I'm steering too far from shore. Enter Hum, a prog and shoegaze-inspired group out of Illinois that had released a pair of albums to local fanfare and a moderate amount of critical acclaim in the early '90s. By 1995, they were signed to RCA, who were scoring them a minor hit in Stars which propelled their third album, You'd Prefer an Astronaut, to sales figures around a quarter of a million copies. This sounds impressive until you look at other albums from that time frame that went gold, so as to say selling at least twice as many copies (including such established chart-conquerors as Butthole Surfers, Elastica, Better Than Ezra, Matthew Sweet, Sponge and The Presidents of the United States of America, the latter shifting over 3 million units!). So as to say, Hum were moderately successful for what they were, which was a niche rock band with tons of skill unfairly pigeonholed into the grunge label.
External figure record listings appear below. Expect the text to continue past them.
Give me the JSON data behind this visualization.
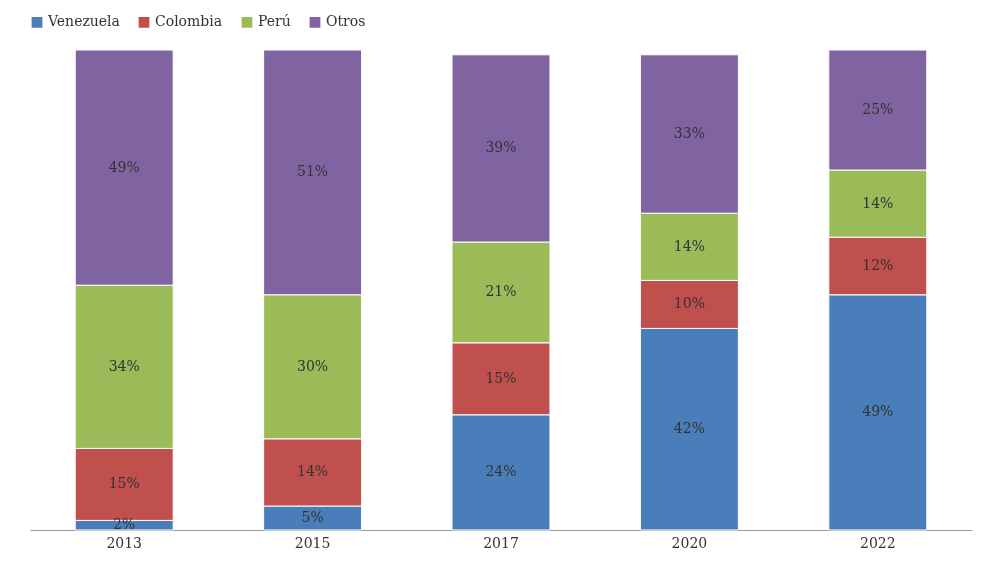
{
  "chart_data": {
    "type": "bar",
    "stacked": true,
    "categories": [
      "2013",
      "2015",
      "2017",
      "2020",
      "2022"
    ],
    "series": [
      {
        "name": "Venezuela",
        "color": "#4a7ebb",
        "values": [
          2,
          5,
          24,
          42,
          49
        ],
        "value_labels": [
          "2%",
          "5%",
          "24%",
          "42%",
          "49%"
        ]
      },
      {
        "name": "Colombia",
        "color": "#c0504d",
        "values": [
          15,
          14,
          15,
          10,
          12
        ],
        "value_labels": [
          "15%",
          "14%",
          "15%",
          "10%",
          "12%"
        ]
      },
      {
        "name": "Perú",
        "color": "#9bbb59",
        "values": [
          34,
          30,
          21,
          14,
          14
        ],
        "value_labels": [
          "34%",
          "30%",
          "21%",
          "14%",
          "14%"
        ]
      },
      {
        "name": "Otros",
        "color": "#8064a2",
        "values": [
          49,
          51,
          39,
          33,
          25
        ],
        "value_labels": [
          "49%",
          "51%",
          "39%",
          "33%",
          "25%"
        ]
      }
    ],
    "legend": "top",
    "tick_labels": "x"
  }
}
I heard Stars on an old CMJ sampler in 1995 (remember those CMJ magazines, with the free CD of cool new music every month?), immediately dug it and, though I never sought out more from them at the time, I finally got a chance to dig deeper later when I found a copy of You'd Prefer an Astronaut used and cheap. Sadly, with labels and artists alike congesting the airwaves through the late '90s, it wasn't easy to follow a band like Hum because they couldn't establish the momentum needed to stay visible; follow-up singles failed to impact, and in early 1998 their fourth and final album Downward is Heavenward was released to no fanfare and no success. They would soon disband and, despite a handful of reunion shows, there were no new attempts at music from Hum.

Until now, of course; 22 years after the record that failed miserably in the eyes of their label only to catch on as the years went by as a very good and very influential album (which is the sad story of a lot of great '90s albums), Inlet has arrived. Their longest record to date despite having the fewest number of tracks on a Hum album to date, suffice to say there is ample space for the songs to breathe, stretch and evolve. With an average track length approaching seven minutes, there's a lot to digest and very little wasted space. These are sprawling, hypnotic compositions that are sure to scratch the itch for anyone who prefers their heavy music thoughtful and spacious; think of music that meets at the intersection of Torche, Deftones and Failure and you'll start to get the picture. Highly recommended.